Aim: To measure effectiveness of recruitment strategies when inviting people with breast, bowel or prostate cancer who have elevated levels of fear of cancer recurrence into MindOnLine: a 9-week online mindfulness program; and to inform strategies for implementing interventions in the community setting.

 

Methods: Recruitment strategies included i) paid services: cancer registries, hospital outpatient clinics, social media ads managed by the research team; ii) unpaid services: partner organisation cancer registries; ii) community promotion: cancer government services, social media posts, online and community cancer peer support groups, and general community groups.

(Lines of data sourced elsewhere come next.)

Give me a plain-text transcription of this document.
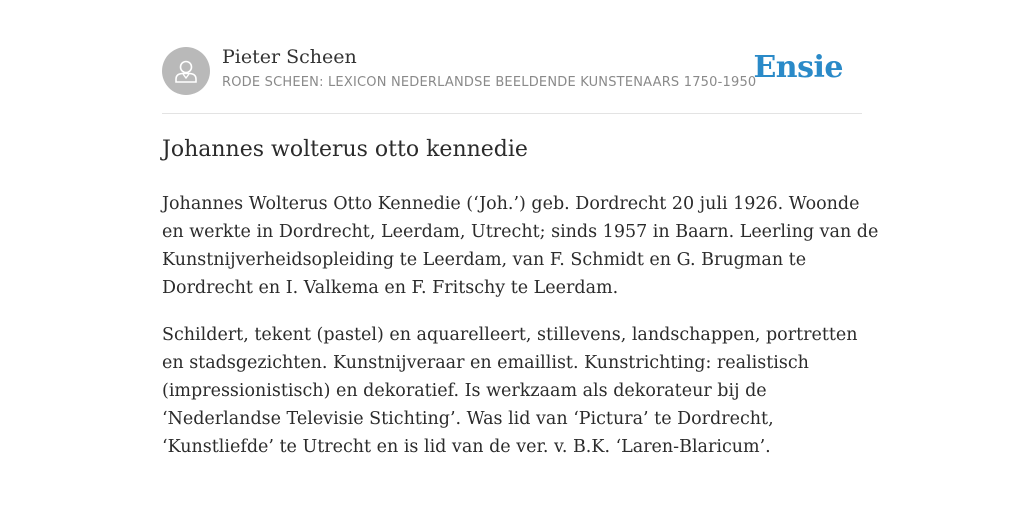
Pieter Scheen
RODE SCHEEN: LEXICON NEDERLANDSE BEELDENDE KUNSTENAARS 1750-1950
Ensie
Johannes wolterus otto kennedie

Johannes Wolterus Otto Kennedie (‘Joh.’) geb. Dordrecht 20 juli 1926. Woonde en werkte in Dordrecht, Leerdam, Utrecht; sinds 1957 in Baarn. Leerling van de Kunstnijverheidsopleiding te Leerdam, van F. Schmidt en G. Brugman te Dordrecht en I. Valkema en F. Fritschy te Leerdam.

Schildert, tekent (pastel) en aquarelleert, stillevens, landschappen, portretten en stadsgezichten. Kunstnijveraar en emaillist. Kunstrichting: realistisch (impressionistisch) en dekoratief. Is werkzaam als dekorateur bij de ‘Nederlandse Televisie Stichting’. Was lid van ‘Pictura’ te Dordrecht, ‘Kunstliefde’ te Utrecht en is lid van de ver. v. B.K. ‘Laren-Blaricum’.
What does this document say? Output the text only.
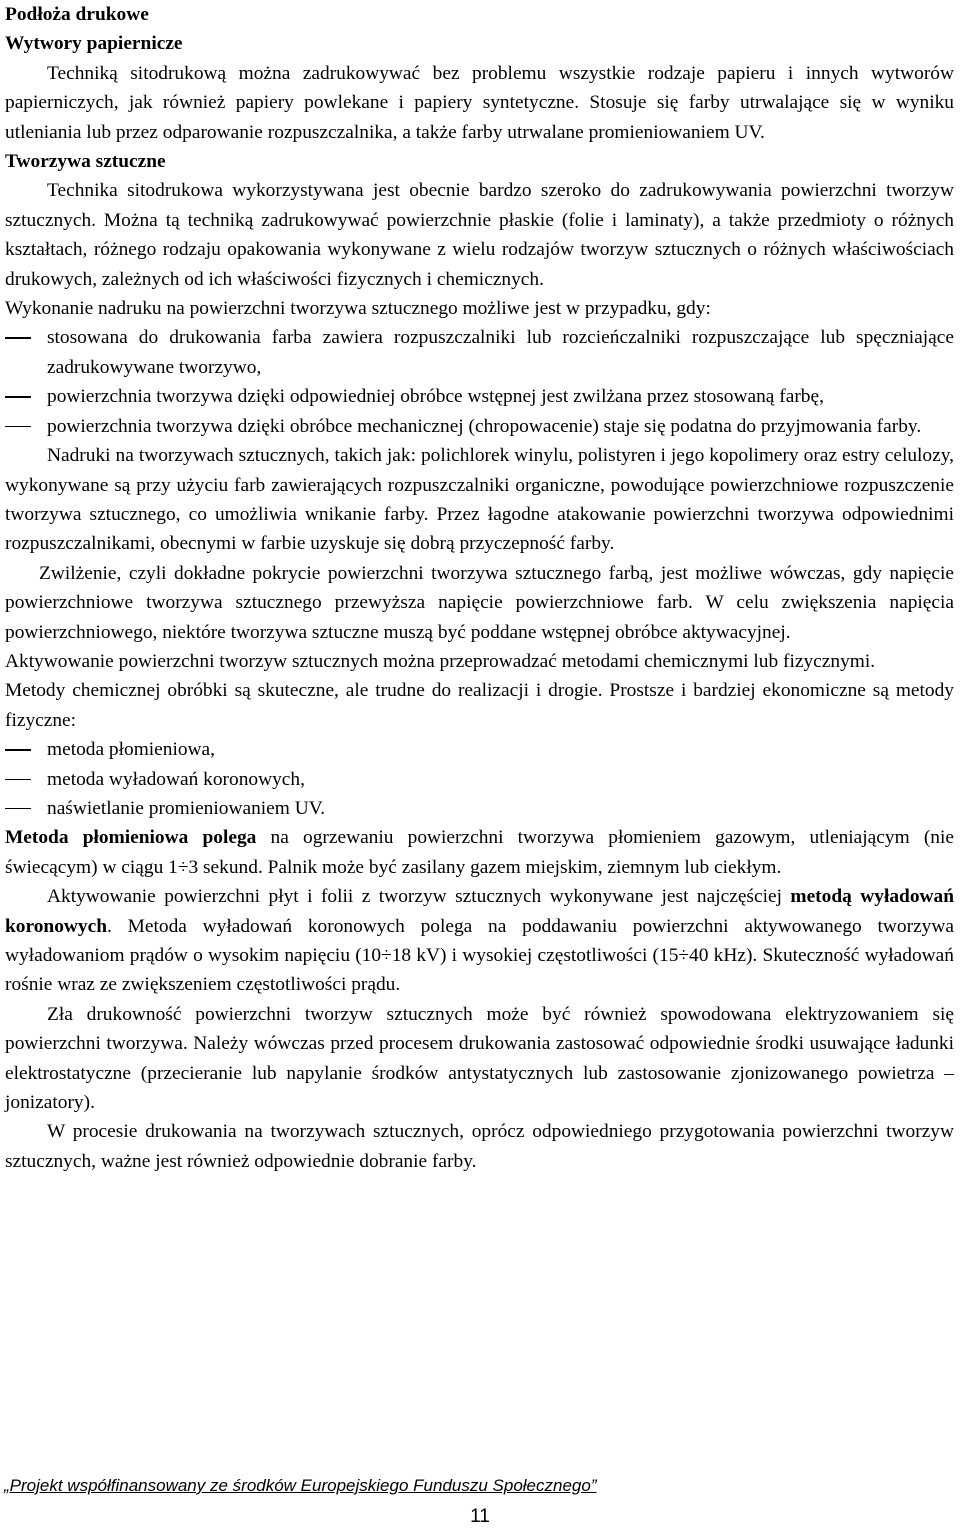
Podłoża drukowe
Wytwory papiernicze

Techniką sitodrukową można zadrukowywać bez problemu wszystkie rodzaje papieru i innych wytworów papierniczych, jak również papiery powlekane i papiery syntetyczne. Stosuje się farby utrwalające się w wyniku utleniania lub przez odparowanie rozpuszczalnika, a także farby utrwalane promieniowaniem UV.

Tworzywa sztuczne

Technika sitodrukowa wykorzystywana jest obecnie bardzo szeroko do zadrukowywania powierzchni tworzyw sztucznych. Można tą techniką zadrukowywać powierzchnie płaskie (folie i laminaty), a także przedmioty o różnych kształtach, różnego rodzaju opakowania wykonywane z wielu rodzajów tworzyw sztucznych o różnych właściwościach drukowych, zależnych od ich właściwości fizycznych i chemicznych.

Wykonanie nadruku na powierzchni tworzywa sztucznego możliwe jest w przypadku, gdy:

stosowana do drukowania farba zawiera rozpuszczalniki lub rozcieńczalniki rozpuszczające lub spęczniające zadrukowywane tworzywo,
powierzchnia tworzywa dzięki odpowiedniej obróbce wstępnej jest zwilżana przez stosowaną farbę,
powierzchnia tworzywa dzięki obróbce mechanicznej (chropowacenie) staje się podatna do przyjmowania farby.

Nadruki na tworzywach sztucznych, takich jak: polichlorek winylu, polistyren i jego kopolimery oraz estry celulozy, wykonywane są przy użyciu farb zawierających rozpuszczalniki organiczne, powodujące powierzchniowe rozpuszczenie tworzywa sztucznego, co umożliwia wnikanie farby. Przez łagodne atakowanie powierzchni tworzywa odpowiednimi rozpuszczalnikami, obecnymi w farbie uzyskuje się dobrą przyczepność farby.

Zwilżenie, czyli dokładne pokrycie powierzchni tworzywa sztucznego farbą, jest możliwe wówczas, gdy napięcie powierzchniowe tworzywa sztucznego przewyższa napięcie powierzchniowe farb. W celu zwiększenia napięcia powierzchniowego, niektóre tworzywa sztuczne muszą być poddane wstępnej obróbce aktywacyjnej.

Aktywowanie powierzchni tworzyw sztucznych można przeprowadzać metodami chemicznymi lub fizycznymi.

Metody chemicznej obróbki są skuteczne, ale trudne do realizacji i drogie. Prostsze i bardziej ekonomiczne są metody fizyczne:

metoda płomieniowa,
metoda wyładowań koronowych,
naświetlanie promieniowaniem UV.

Metoda płomieniowa polega na ogrzewaniu powierzchni tworzywa płomieniem gazowym, utleniającym (nie świecącym) w ciągu 1÷3 sekund. Palnik może być zasilany gazem miejskim, ziemnym lub ciekłym.

Aktywowanie powierzchni płyt i folii z tworzyw sztucznych wykonywane jest najczęściej metodą wyładowań koronowych. Metoda wyładowań koronowych polega na poddawaniu powierzchni aktywowanego tworzywa wyładowaniom prądów o wysokim napięciu (10÷18 kV) i wysokiej częstotliwości (15÷40 kHz). Skuteczność wyładowań rośnie wraz ze zwiększeniem częstotliwości prądu.

Zła drukowność powierzchni tworzyw sztucznych może być również spowodowana elektryzowaniem się powierzchni tworzywa. Należy wówczas przed procesem drukowania zastosować odpowiednie środki usuwające ładunki elektrostatyczne (przecieranie lub napylanie środków antystatycznych lub zastosowanie zjonizowanego powietrza – jonizatory).

W procesie drukowania na tworzywach sztucznych, oprócz odpowiedniego przygotowania powierzchni tworzyw sztucznych, ważne jest również odpowiednie dobranie farby.

„Projekt współfinansowany ze środków Europejskiego Funduszu Społecznego”
11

Invitations included a brief overview of the study. In outpatient clinics people were initially screened by a research assistant and if interested were sent an email with further details of the program. Potential participants were directed to the project manager or study website for screening and registration. This study is a cost-benefit calculation for paid recruitment services during a randomised controlled trial.

 

Results: Recruitment commenced in October 2020 and is ongoing. Over 900 people were invited via one paid registry ($12,000); social media ads were displayed on-screen 1.4 million times ($7,591); and over 500 people were approached via outpatient clinics (research assistant salary $21,112). Of those formally screened (n=1361), eligible participants from paid services were cancer registries (n=12, $1000/per participant); clinics (n=19, $1111/per participant) and social media ads (n=34, $199/per participant).

 

Conclusions: Recruitment costs and participant reach vary between paid cancer registries, recruitment via outpatient clinics, and self-managed social media ads. In this study social media ad reached over more than 1 million more people than registries or outpatient clinics, and were 75% cheaper than other paid recruitment sites. These findings highlight the potential role of social media ads when implementing technology-based resources into community cancer care.